Vienna RNAfold is the most used RNA structure analysis platform, which is developed by the University of Vienna. They adopt the thermodynamic model and the bottom-up dynamic algorithm to predict secondary structures. The bottom-up algorithm scales cubically with the sequence length. In other words, if the sequence length doubles, the runtime grows up to eight times.

CONTRAfold

CONTRAfold is the first algorithm to use machine learning-based models to predict secondary structures. Specifically, it uses the CRF method to learn the weights of parameters and get a data-driven model.
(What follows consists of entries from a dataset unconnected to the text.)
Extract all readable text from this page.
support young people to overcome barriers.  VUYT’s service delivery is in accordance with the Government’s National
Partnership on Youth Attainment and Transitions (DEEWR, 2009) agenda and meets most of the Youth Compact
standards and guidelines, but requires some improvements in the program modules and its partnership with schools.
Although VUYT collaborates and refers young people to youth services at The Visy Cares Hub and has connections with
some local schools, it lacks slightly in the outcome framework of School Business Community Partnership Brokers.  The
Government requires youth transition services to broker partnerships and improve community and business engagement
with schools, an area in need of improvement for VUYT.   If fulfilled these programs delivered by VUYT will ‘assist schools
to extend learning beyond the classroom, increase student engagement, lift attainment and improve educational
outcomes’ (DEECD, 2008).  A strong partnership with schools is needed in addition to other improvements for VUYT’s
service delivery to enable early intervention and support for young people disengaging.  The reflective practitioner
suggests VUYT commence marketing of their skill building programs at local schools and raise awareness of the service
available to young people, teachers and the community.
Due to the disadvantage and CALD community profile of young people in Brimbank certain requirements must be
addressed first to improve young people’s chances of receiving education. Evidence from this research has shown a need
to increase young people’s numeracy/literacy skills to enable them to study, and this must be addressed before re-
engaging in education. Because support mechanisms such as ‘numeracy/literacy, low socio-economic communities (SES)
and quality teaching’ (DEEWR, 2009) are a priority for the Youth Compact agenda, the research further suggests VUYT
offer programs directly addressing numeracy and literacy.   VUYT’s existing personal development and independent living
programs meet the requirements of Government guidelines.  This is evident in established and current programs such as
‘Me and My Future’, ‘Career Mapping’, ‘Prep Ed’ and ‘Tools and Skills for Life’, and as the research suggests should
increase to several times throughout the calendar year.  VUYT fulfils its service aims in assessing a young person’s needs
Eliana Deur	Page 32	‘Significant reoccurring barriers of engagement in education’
Basically, the CONTRAfold is still a cubic-time dynamic algorithm.

Relative papers

ViennaRNA Package 2.0

@article{lorenz+:2011, title={ViennaRNA Package 2.0}, author={Lorenz, Ronny and others}, journal={Alg.~Mol.~Biol.}, volume={6}, number={1}, pages={1}, year={2011}, publisher={BioMed Central} } CONTRAfold @article{do2006contrafold, title={CONTRAfold: RNA secondary structure prediction without physics-based models}, author={Do, Chuong B and Woods, Daniel A and Batzoglou, Serafim}, journal={Bioinformatics}, volume={22}, number={14}, pages={e90--e98}, year={2006}, publisher={Oxford University Press} }

LinearPartition Function

Machine learning-based model

linear_partition_c(rna_sequence, beam_size = 100, bp_cutoff = 0.0, no_sharpe_turn = True)

Thermodynamic model

linear_partition_v(rna_sequence, beam_size = 100, bp_cutoff = 0.0, no_sharpe_turn = True)

Parameters

  • rna_sequence: string, the input RNA sequence to calculate partition function and base pair probabities.
  • beam_size: int (optional, default 100),set 0 to turn off the beam pruning;
  • bp_cutoff: double (optional, default 0.0), only output base pairs with correponding proabilities whose values larger than the bp_cutoff (between 0 and 1);
  • no_sharp_turn: bool (optional, default True), enable sharpturn in prediction.

Return

  • tuple(string, list): ruturn a tuple consisting the partition function value, and a list of base pair probabilities

Examples

python
>>> import pahelix.toolkit.linear_rna as linear_rna
>>> linear_rna.linear_partition_c("UGAGUUCUCGAUCUCUAAAAUCG", bp_cutoff = 0.2)
(0.64, [(4, 13, 2.0071e-01), (10, 22, 2.4662e-01), (11, 21, 2.4573e-01), (12, 20, 2.0927e-01)])
>>> linear_rna.linear_partition_v("UGAGUUCUCGAUCUCUAAAAUCG", bp_cutoff = 0.2)
(-1.96, [(2, 15, 8.3313e-01), (3, 14, 8.3655e-01), (4, 13, 8.3554e-01)])

Datasets

In LinearPartition paper, we use the same datasets as LinearFold: ArchivieII and RNAcentral.

baselines

We compare LinearPartition with two popular RNA secondary structure prediction algorithms: Vienna RNAfold and CONTRAfold. Please check more details in LinearFold baselines.